There's been some uproar about the MongoDB Server Side Public License which tries to prevent cloud vendors like Amazon take all the money in the MongoDB market.

Many are pointing out that this new license does not respect the Open Source Definition published by the Open Source Initiative.

In truth many users and companies would find the license acceptable. A legal advisor will clear the license, the software will be used and nobody except a vendor in a similar position like Amazon will care.

What this move towards a financially sustainable open source ecosystem needs is branding.

I suggest calling this new type of open source "fair source". Most people and companies understand that some money is necessary to keep a project alive and would find it palatable that the once you are big enough to disrupt the market for the author you should pay.

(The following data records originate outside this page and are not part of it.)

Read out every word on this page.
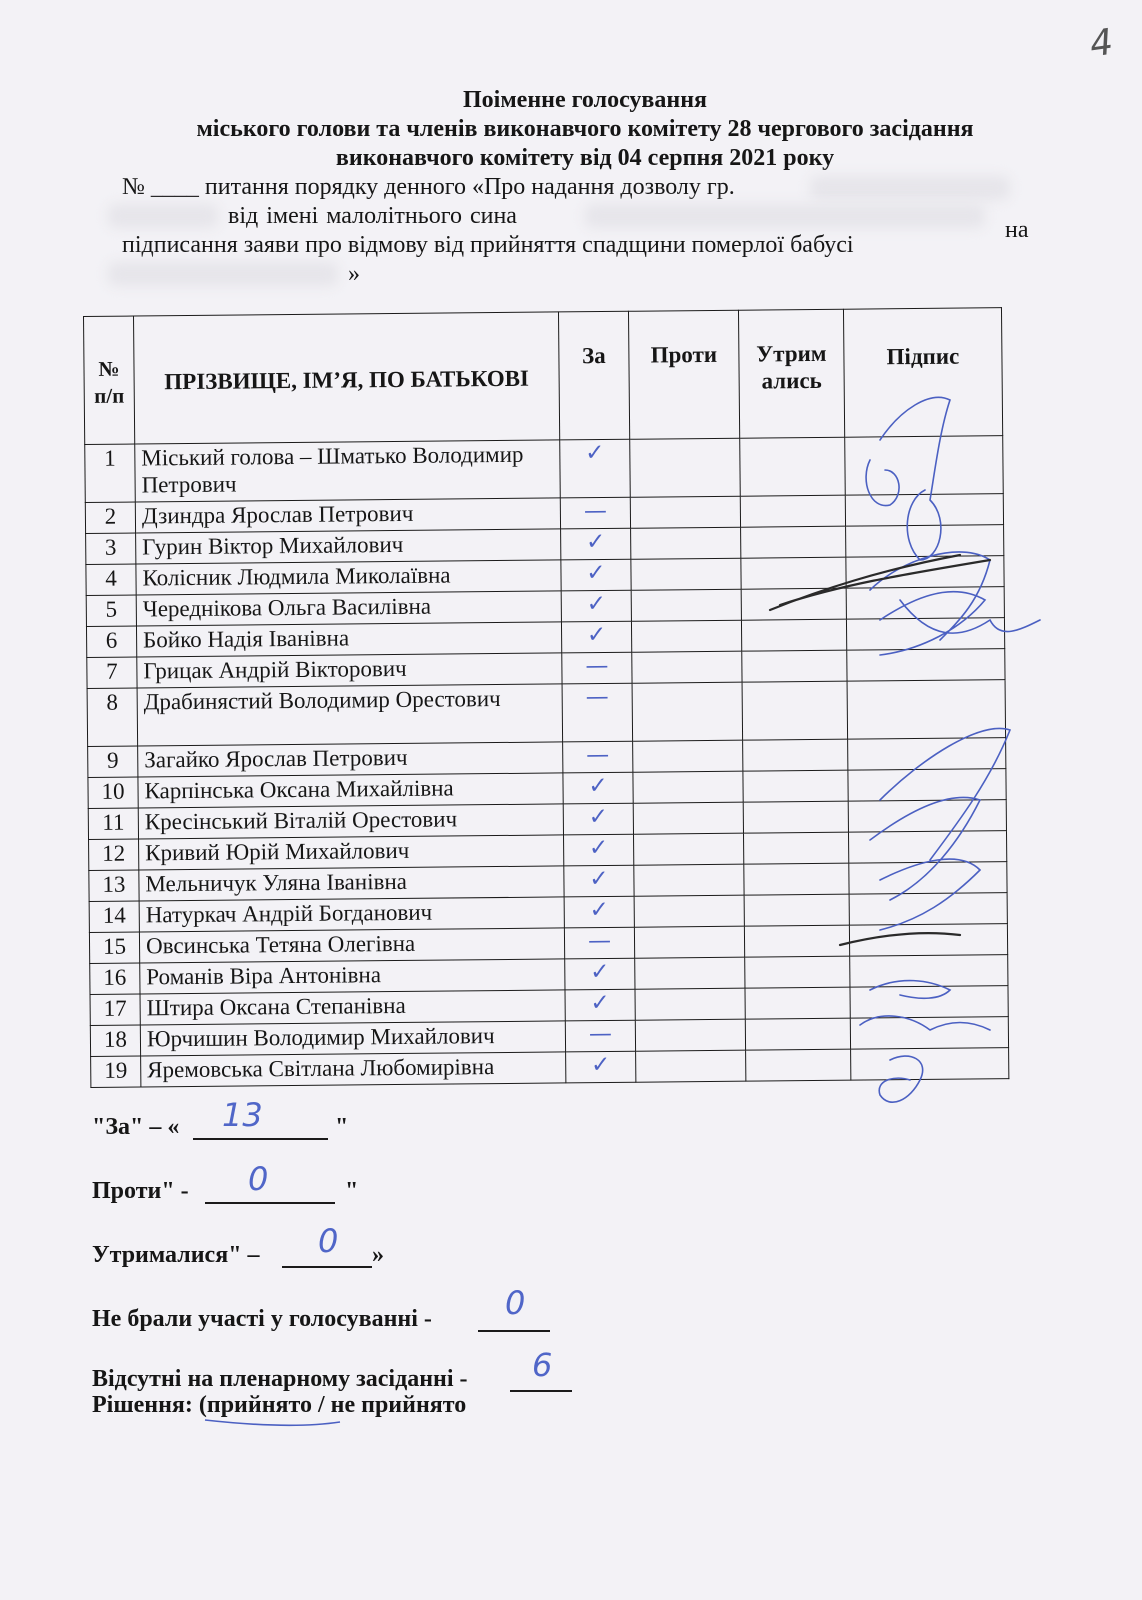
4
Поіменне голосування
міського голови та членів виконавчого комітету 28 чергового засідання
виконавчого комітету від 04 серпня 2021 року
№ ____ питання порядку денного «Про надання дозволу гр.
від імені малолітнього сина
на
підписання заяви про відмову від прийняття спадщини померлої бабусі
»
№ п/п	ПРІЗВИЩЕ, ІМ’Я, ПО БАТЬКОВІ	За	Проти	Утрим ались	Підпис
1	Міський голова – Шматько Володимир Петрович	✓			
2	Дзиндра Ярослав Петрович	—			
3	Гурин Віктор Михайлович	✓			
4	Колісник Людмила Миколаївна	✓			
5	Череднікова Ольга Василівна	✓			
6	Бойко Надія Іванівна	✓			
7	Грицак Андрій Вікторович	—			
8	Драбинястий Володимир Орестович	—			
9	Загайко Ярослав Петрович	—			
10	Карпінська Оксана Михайлівна	✓			
11	Кресінський Віталій Орестович	✓			
12	Кривий Юрій Михайлович	✓			
13	Мельничук Уляна Іванівна	✓			
14	Натуркач Андрій Богданович	✓			
15	Овсинська Тетяна Олегівна	—			
16	Романів Віра Антонівна	✓			
17	Штира Оксана Степанівна	✓			
18	Юрчишин Володимир Михайлович	—			
19	Яремовська Світлана Любомирівна	✓			
"За" – « 13	"
Проти" - 0	"
Утрималися" – 0 »
Не брали участі у голосуванні - 0
Відсутні на пленарному засіданні - 6
Рішення: (прийнято / не прийнято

In order to help smaller companies that do not have a legal advisor at hand, a Fair Source Initiative foundation should be created. This foundation would review such fair source licenses and define them as acceptable or not.

In many ways in the same way as "open source" was introduced to make free software more acceptable to businesses, "fair source" will be about making an open source business model more sustainable.

Open Source was about dethroning the Free Software Foundation. Fair Source must dethrone the Open Source Initiative.

Perhaps the Open Source Initiative board will realize this and redefine the way they classify licenses. Otherwise they will find themselves irrelevant for a buzzing section of the software world.